A Smorgasbord Monday
News, notes, and stats from around the major leagues while doing my best to avoid the buzzing sound of the vuvuzelas at the World Cup games over the weekend.
Matt Kemp has been two different players this season. He was one of the most productive hitters during the first three weeks and closer to replacement level the past seven weeks. What happened? Well, the inflection point was none other than critical comments general manager Ned Colletti made about Kemp on a Los Angeles morning radio show on Tuesday, April 27.
Let's take a look at Kemp's stats BC (before Colletti) and AC (after Colletti):
AVG OBP SLG OPS
BC .316 .379 .645 1.024
AC .243 .304 .395 .700
Coincidence? Small sample sizes? Hurt feelings? Or a combination? You pick your poison.
While Kemp didn't deserve the Gold Glove he "won" last year, the center fielder wasn't nearly as bad as he has been this campaign. According to Ultimate Zone Rating (UZR), Kemp ranks last among all CF with -15.7, which works out to -42.3 per 150 games (or about four losses more than an average fielder at that position). His baserunning has also been dismal with 9 SB, 9 CS, 2 PO (pick-offs), and 3 other outs on the bases.
Kemp will almost assuredly be moved to a corner outfield position after Manny Ramirez exits Los Angeles, but it is also possible that he could be traded during the offseason.
Speaking of Colletti, his decision to trade Carlos Santana for Casey Blake prior to the deadline two years ago may have helped the Dodgers win division titles in 2008 and 2009 but is likely to look short sighted now that the switch-hitting catcher has made his MLB debut with the Cleveland Indians. The rookie went 3-for-11 with a double, a home run, and two walks and no strikeouts in his first series over the weekend (including 1-for-2 with a BB vs. Stephen Strasburg on Sunday). He hit .316/.447/.597 with 13 HR and 45 BB/39 SO at Columbus in the International League (AAA) this season. His position, power, and advanced approach at the plate make him one of the most valuable properties in the game today.
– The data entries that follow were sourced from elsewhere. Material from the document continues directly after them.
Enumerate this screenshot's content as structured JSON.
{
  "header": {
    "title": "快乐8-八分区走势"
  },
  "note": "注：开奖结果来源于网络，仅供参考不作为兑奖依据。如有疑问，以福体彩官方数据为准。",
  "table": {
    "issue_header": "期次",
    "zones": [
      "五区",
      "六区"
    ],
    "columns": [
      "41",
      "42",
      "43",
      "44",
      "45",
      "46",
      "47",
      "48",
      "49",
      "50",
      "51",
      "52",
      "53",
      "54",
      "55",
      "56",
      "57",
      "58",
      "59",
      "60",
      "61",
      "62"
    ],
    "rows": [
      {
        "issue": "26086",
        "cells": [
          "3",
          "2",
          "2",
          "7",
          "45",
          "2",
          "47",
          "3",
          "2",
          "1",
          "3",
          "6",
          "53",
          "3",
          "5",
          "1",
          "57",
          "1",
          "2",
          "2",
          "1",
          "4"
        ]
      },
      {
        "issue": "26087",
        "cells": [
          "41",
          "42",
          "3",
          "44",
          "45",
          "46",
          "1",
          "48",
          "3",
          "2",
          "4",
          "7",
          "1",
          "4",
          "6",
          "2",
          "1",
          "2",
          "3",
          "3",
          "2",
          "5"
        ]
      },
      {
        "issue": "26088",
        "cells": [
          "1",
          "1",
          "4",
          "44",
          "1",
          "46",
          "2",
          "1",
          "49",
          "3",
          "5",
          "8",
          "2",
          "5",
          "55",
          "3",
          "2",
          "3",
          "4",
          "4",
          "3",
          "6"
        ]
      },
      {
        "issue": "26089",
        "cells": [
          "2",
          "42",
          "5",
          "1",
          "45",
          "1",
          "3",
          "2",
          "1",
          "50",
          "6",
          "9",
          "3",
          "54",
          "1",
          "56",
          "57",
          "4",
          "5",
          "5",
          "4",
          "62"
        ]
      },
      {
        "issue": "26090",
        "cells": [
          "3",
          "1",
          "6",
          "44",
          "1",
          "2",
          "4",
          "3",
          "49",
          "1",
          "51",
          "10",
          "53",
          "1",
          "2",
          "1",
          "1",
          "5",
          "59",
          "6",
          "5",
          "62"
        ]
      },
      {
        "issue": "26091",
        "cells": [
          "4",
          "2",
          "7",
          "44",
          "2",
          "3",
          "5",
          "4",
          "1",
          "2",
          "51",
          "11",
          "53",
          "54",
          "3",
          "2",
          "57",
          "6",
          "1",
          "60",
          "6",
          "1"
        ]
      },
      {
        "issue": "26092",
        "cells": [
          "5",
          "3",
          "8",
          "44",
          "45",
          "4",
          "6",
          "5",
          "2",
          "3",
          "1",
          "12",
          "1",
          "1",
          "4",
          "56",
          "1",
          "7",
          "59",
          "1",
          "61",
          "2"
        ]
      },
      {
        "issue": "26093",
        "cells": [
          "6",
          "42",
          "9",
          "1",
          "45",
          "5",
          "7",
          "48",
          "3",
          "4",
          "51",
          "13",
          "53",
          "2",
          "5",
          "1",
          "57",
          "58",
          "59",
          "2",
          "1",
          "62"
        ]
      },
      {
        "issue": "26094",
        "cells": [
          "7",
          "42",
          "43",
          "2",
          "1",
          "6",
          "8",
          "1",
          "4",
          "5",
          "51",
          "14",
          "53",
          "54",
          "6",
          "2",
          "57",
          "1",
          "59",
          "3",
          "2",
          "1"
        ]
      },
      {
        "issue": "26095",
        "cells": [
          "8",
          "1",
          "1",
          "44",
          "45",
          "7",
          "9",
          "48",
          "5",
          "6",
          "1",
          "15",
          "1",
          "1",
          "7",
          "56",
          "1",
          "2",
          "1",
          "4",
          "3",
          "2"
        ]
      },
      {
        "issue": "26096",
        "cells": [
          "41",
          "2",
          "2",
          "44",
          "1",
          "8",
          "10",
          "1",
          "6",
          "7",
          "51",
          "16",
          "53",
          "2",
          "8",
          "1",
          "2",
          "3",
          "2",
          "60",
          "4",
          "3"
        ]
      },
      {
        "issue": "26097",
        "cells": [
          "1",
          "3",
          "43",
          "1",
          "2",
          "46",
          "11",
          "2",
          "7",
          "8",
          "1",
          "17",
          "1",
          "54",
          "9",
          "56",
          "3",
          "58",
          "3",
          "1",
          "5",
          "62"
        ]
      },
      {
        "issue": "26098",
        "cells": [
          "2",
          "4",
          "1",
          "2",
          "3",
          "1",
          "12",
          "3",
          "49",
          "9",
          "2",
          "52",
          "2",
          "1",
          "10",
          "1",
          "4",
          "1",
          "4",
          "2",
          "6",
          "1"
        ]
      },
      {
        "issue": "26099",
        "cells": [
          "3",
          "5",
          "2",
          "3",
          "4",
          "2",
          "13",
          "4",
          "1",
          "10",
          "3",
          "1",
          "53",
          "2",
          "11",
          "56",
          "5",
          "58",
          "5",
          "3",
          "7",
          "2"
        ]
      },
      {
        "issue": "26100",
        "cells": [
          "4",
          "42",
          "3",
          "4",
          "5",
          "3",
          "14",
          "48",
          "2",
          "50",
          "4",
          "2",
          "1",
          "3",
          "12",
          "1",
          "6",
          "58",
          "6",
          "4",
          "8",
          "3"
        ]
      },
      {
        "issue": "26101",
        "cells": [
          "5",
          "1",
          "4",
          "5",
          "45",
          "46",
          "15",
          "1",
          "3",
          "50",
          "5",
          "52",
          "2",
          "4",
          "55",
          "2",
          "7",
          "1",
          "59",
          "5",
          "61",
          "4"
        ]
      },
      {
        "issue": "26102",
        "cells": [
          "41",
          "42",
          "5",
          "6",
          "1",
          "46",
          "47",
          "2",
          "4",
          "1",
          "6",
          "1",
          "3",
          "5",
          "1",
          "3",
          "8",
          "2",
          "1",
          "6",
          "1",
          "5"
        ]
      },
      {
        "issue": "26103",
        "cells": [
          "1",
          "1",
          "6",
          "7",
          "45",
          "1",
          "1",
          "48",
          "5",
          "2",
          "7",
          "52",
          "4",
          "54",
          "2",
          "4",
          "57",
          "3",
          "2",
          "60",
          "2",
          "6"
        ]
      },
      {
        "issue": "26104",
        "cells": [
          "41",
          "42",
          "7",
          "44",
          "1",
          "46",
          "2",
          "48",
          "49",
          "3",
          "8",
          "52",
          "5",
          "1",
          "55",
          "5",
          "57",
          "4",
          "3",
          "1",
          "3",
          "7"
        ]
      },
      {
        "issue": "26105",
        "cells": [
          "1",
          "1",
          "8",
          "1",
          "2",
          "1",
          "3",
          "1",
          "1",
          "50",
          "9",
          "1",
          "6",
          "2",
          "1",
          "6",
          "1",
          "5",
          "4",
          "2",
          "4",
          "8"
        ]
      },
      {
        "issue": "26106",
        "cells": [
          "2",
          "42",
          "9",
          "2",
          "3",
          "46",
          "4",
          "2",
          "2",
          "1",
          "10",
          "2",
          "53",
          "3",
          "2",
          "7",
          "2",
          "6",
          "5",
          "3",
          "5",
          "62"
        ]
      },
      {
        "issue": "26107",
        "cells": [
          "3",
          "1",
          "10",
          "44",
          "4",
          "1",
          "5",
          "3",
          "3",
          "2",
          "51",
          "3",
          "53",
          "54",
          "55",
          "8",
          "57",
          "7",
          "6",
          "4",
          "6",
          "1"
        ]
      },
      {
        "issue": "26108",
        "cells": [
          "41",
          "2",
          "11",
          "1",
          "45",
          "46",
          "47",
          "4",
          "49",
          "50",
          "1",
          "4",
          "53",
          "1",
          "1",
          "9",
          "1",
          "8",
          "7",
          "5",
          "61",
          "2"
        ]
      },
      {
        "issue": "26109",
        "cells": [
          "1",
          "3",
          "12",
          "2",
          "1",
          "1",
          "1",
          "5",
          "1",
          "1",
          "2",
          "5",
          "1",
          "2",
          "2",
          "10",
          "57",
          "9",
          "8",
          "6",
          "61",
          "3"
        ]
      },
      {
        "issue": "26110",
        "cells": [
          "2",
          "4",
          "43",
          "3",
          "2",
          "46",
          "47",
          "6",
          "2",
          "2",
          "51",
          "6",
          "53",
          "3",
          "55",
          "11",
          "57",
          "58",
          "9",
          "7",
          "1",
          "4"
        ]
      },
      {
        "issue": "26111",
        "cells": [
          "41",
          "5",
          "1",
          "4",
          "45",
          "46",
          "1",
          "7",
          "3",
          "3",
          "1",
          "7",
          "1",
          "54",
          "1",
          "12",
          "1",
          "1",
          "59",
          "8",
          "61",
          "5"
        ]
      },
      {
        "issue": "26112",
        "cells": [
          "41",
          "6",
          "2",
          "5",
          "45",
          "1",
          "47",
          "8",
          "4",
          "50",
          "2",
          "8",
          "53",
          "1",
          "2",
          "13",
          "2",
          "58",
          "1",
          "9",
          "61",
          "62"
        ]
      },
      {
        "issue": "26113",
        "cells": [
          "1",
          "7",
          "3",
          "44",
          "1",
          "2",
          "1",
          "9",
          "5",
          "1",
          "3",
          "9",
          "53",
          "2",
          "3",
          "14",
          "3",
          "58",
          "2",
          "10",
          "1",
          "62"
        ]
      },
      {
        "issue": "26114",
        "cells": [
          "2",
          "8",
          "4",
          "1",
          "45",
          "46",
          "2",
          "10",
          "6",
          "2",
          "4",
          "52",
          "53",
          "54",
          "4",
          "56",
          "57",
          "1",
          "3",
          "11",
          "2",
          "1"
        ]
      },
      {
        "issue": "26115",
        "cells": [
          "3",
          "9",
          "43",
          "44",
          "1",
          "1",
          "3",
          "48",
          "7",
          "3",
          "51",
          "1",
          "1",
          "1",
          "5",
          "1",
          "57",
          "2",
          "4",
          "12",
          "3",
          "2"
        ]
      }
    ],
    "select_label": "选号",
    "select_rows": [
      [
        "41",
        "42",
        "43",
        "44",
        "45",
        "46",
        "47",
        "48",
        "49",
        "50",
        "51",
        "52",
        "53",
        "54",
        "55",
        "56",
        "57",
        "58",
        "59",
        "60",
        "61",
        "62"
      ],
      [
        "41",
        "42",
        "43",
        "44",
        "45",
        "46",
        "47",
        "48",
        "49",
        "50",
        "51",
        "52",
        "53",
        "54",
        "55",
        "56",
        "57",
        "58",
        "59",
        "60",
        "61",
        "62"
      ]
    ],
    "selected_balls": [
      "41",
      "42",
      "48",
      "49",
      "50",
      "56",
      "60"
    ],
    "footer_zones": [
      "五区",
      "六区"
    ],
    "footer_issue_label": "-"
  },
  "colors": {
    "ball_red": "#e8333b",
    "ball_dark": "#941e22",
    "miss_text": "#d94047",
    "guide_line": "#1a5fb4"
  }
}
For his part, the 36-year-old Blake is hitting .258/.333/.442 while making $6 million (compared to the pro rated minimum that Santana will earn this year and not much more than the $500,000 he will be paid over each of the next three seasons — unless, of course, he agrees to a longer-term deal that buys out a year to two of free agency at a discounted price).
Troy Glaus has hit .336/.416/.605 with 11 HR since May 1. He is leading the National League with 49 RBI while batting fourth or fifth on a team that is second in the league in runs scored. Only Ryan Howard has had more runners on base than Glaus this year. He ranks 18th in the NL in Others Batted in Percentage (OBI%) among players with 200 or more plate appearances. All 13 of his home runs have occurred in games that the Braves have won. He has yet to go deep in any of the 27 games that the team has lost when he has played.
The most remarkable stat of all might be that the injury-plagued Glaus leads the league in games played with 64. With each passing day, he looks more and more like one of the best free-agent signings last offseason. He inked a contract for $1.75 million with bonuses that equal an additional $2.25 million for a maximum payout of $4M. Although Glaus ranks as the worst-fielding first baseman in the majors according to UZR, he has been worth over $5 million thus far using Fangraphs' Wins Above Replacement (WAR) converted to a dollar scale based on what a player would make in free agency.
Although Luke Gregerson was sacked with the loss yesterday, the San Diego Padres righthander has been one of the most effective relief pitchers this season. To wit, while producing a 1.57 ERA and 0.47 WHIP over 34.1 IP, Gregerson has struck out 41 of 120 (34.2%) batters faced while walking only two (1.7%). He has not issued a free pass since his third appearance of the season on April 14, a span of more than 100 batters.
Gregerson, who combines a 91-mph fastball with one of the best sliders in baseball (an MLB-best 10.4 runs above average among RP), may be the best-kept secret in the game and one of the main reasons why the Padres sit atop the NL West with a 37-26 record.
On the subject of relatively unknown setup pitchers, raise your hand if you have heard of Francisco Rodriguez. No, not that one. This one. Yes, the Angels have produced another relief pitcher named Francisco Rodriguez. The current version has been lights out in his first seven games covering 8.1 innings. The 27-year old from Mexicali, Mexico has struck out 11 batters without allowing a walk or a run and only three hits.
While Rodriguez's major league stats are in stark contrast to his minor league results (5.03 ERA, 1.55 WHIP, 6.1 K/9, and 4.4 BB/9 in 499 IP), he has pitched much better since being converted to a full-time reliever in 2008. Nonetheless, his performance in the majors has defied all reasonable expectations. Small sample size for sure but take a look at his stuff for yourself if and when you get the chance. He throws a heavy 94-95 mph fastball, an 89-mph cutter, and an occasional curveball that has generated a lot of swinging strikes (18.9%) and 11 groundballs out of the 15 batted balls in play.